Die Praxis der Koexistenz
Die Stichworte schwirren uns praktisch jeden Tag um die Ohren: Flüchtlinge, Asylwerber, Integration, Grenzzäune, Polizeieinsatz.
Viele von uns fürchten sich gerne davor, daß die Welt sich gerade wieder massiv verändert. Andere stellen sich ganz konkret den neuen Aufgaben und den ankommenden Menschen.

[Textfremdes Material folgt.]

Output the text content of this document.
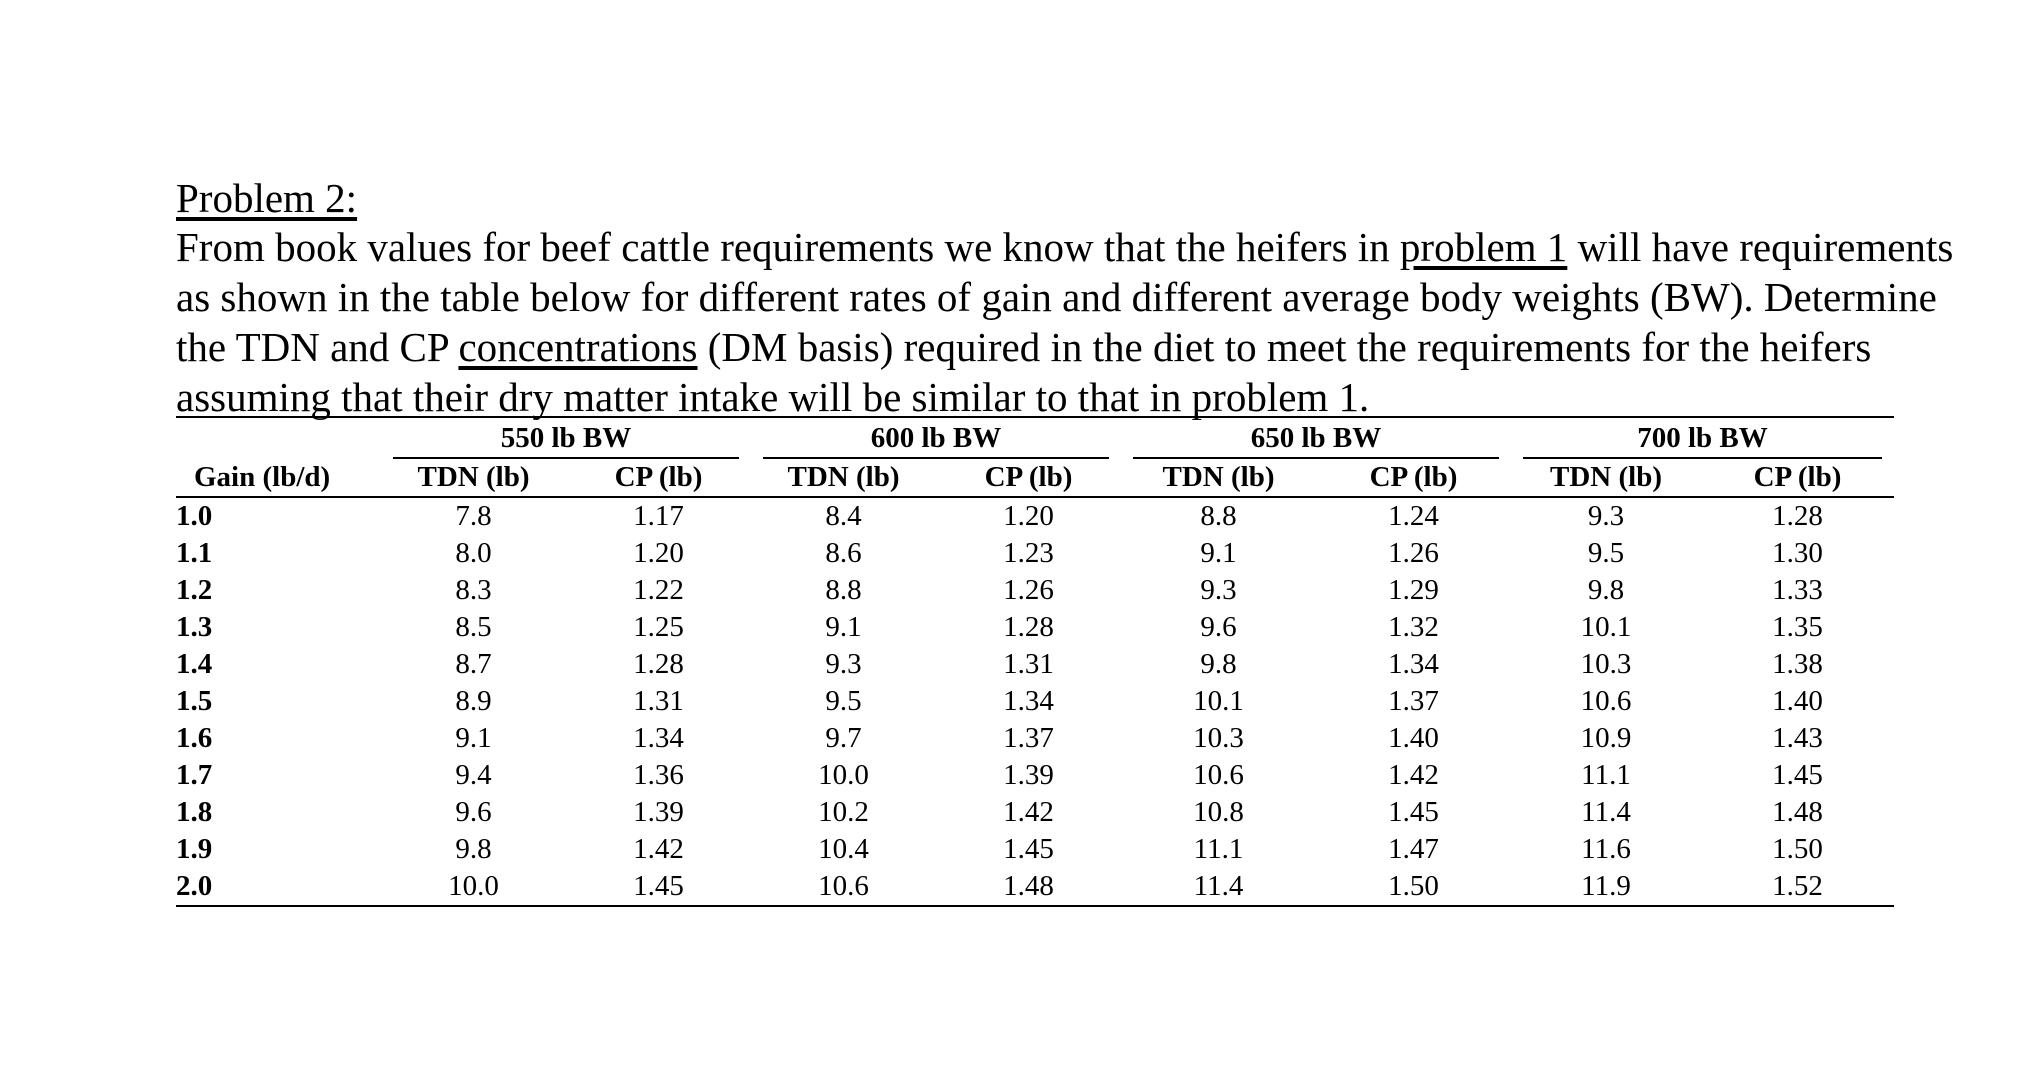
Problem 2:

From book values for beef cattle requirements we know that the heifers in problem 1 will have requirements as shown in the table below for different rates of gain and different average body weights (BW). Determine the TDN and CP concentrations (DM basis) required in the diet to meet the requirements for the heifers assuming that their dry matter intake will be similar to that in problem 1.

	550 lb BW		600 lb BW		650 lb BW		700 lb BW	

Gain (lb/d)	TDN (lb)	CP (lb)	TDN (lb)	CP (lb)	TDN (lb)	CP (lb)	TDN (lb)	CP (lb)
1.0	7.8	1.17	8.4	1.20	8.8	1.24	9.3	1.28
1.1	8.0	1.20	8.6	1.23	9.1	1.26	9.5	1.30
1.2	8.3	1.22	8.8	1.26	9.3	1.29	9.8	1.33
1.3	8.5	1.25	9.1	1.28	9.6	1.32	10.1	1.35
1.4	8.7	1.28	9.3	1.31	9.8	1.34	10.3	1.38
1.5	8.9	1.31	9.5	1.34	10.1	1.37	10.6	1.40
1.6	9.1	1.34	9.7	1.37	10.3	1.40	10.9	1.43
1.7	9.4	1.36	10.0	1.39	10.6	1.42	11.1	1.45
1.8	9.6	1.39	10.2	1.42	10.8	1.45	11.4	1.48
1.9	9.8	1.42	10.4	1.45	11.1	1.47	11.6	1.50
2.0	10.0	1.45	10.6	1.48	11.4	1.50	11.9	1.52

Die Arbeitsgemeinschaft „I am Gleisdorf“ hat eben ihr 7. offenes Arbeitstreffen absolviert. Das fand, symbolträchtig, im großen Sitzungssaal statt, an eben jenem Tisch, den sonst der Gemeinderat besetzt. Da wirkt ein kontrastreicher Querschnitt durch die lokale Gesellschaft. Kein Rahmen für ideologische Debatten, sondern für praktisches Problemlösen.
Wer eine Weile zuhört, hat von den Sorgen der Vertriebenen, die hier ankommen, eine klarere Vorstellung. Es zeigt sich auch, wie stark die österreichische Verwaltung gefordert ist und sich der Situation in manchen Fragen noch längst nicht gewachsen zeigt. Da ist ergänzender privater Einsatz gefordert, um Stabilität zu stärken.
Wer nun denkt, ein Engagement für Vertriebene sei bloß der Einsatz für Fremde, hat nicht kapiert, was „Gemeinwesen“ bedeutet, versteht nicht, was die Bürgerinnen und Bürger bei „I am Gleisdorf“ auch für uns, für das eigene Land leisten.
Bürgermeister Christoph Stark hat es kürzlich bei einem Round Table im „Museum im Rathaus“ offen ausgesprochen. Wenn dieses Engagement der Zivilgesellschaft für die Flüchtlingsbelange plötzlich zusammenbrechen würde, wären die Kommunen in ernsthaften Schwierigkeiten.
Das bedeutet unter anderem, hier üben und praktizieren Menschen, was uns alle als Staatsvolk überhaupt erst ausmacht; nämlich den ehrenamtlichen Einsatz für diesen Staat, der alles Nötige nicht bloß leisten kann, indem die öffentliche Hand wirkt. Anders ausgedrückt, viele unserer vertrauten Annehmlichkeiten wären längst dahin, bliebe das Ehrenamt innerhalb des Staatsvolkes geringer.
Das steht im Kontrast zu jenen unserer Mitmenschen, die den Staat, die Gemeinde, die öffentliche Hand bloß als Serviceeinrichtung verstehen und sich in zurückgelehnter Haltung die Erfüllung ihrer privaten Wünsche nach Annehmlichkeit erwarten. Von dieser Mentalität können heute in jeder Amtsstube Lieder gesungen werden.
Die Ungnade des Geburtsortes hat aktuell Millionen von Menschen vor unsäglicher Gewalt fliehen lassen. Von diesen Millionen kommen bloß einige hunderttausend nach Europa. Die paar tausend Vertriebenen, derer sich das wohlhabende Österreich annehmen muß, haben Politik und Verwaltung schon mehrfach in tiefe Verlegenheiten und erhebliche Schwierigkeiten gebracht.
Wir könnten auch froh sein, daß wir in so gesicherten Verhältnissen proben dürfen, wie uns die Bewältigung solcher Aufgaben gelingen kann, indem Staat und Zivilgesellschaft lernen, sich derlei Aufgaben zu teilen. Darin erwerben wir Fertigkeiten, die uns in anderen Verhältnissen noch von großem Nutzen sein werden.
Übrigens, die friedfertige Koexistenz mit Andersdenkenden, mit Menschen, die kulturell anders geprägt sind, wird ja nicht nur durch Immigranten zum Thema. Oder denken Sie ernsthaft, daß etwa meine Existenz und mein Denken als freischaffende Kraft sozial und kulturell mit jenen Praktiken der Lehrerschaft, der Handelsangestellten, der Verwaltungskräfte etc. anstandslos kompatibel ist?
Sie dürfen auch nicht davon ausgehen, daß sich mein Verständnis österreichischer Kultur, Traditionen und Identität ohne weiteres mit den Vorstellungen verträgt, die ich von allerhand Schreihälsen an heimischen Theken zu hören bekomme, da sie sich gerade um unsere Kultur und die Werte Europas so lauthals Sorgen machen, aber ihre Bücherschränke kleiner sind als ihre Zigarettenschachteln.
Wenn wir also von Integrtion reden, dürfen wir in der sich gerade massiv verändernd Welt getrost bei uns selbst ansetzen. Und wer Fragen der Praxis einer Koexistenz verschieden geprägter Menschen ignoriert, könnte schon bald sehr alt aussehen.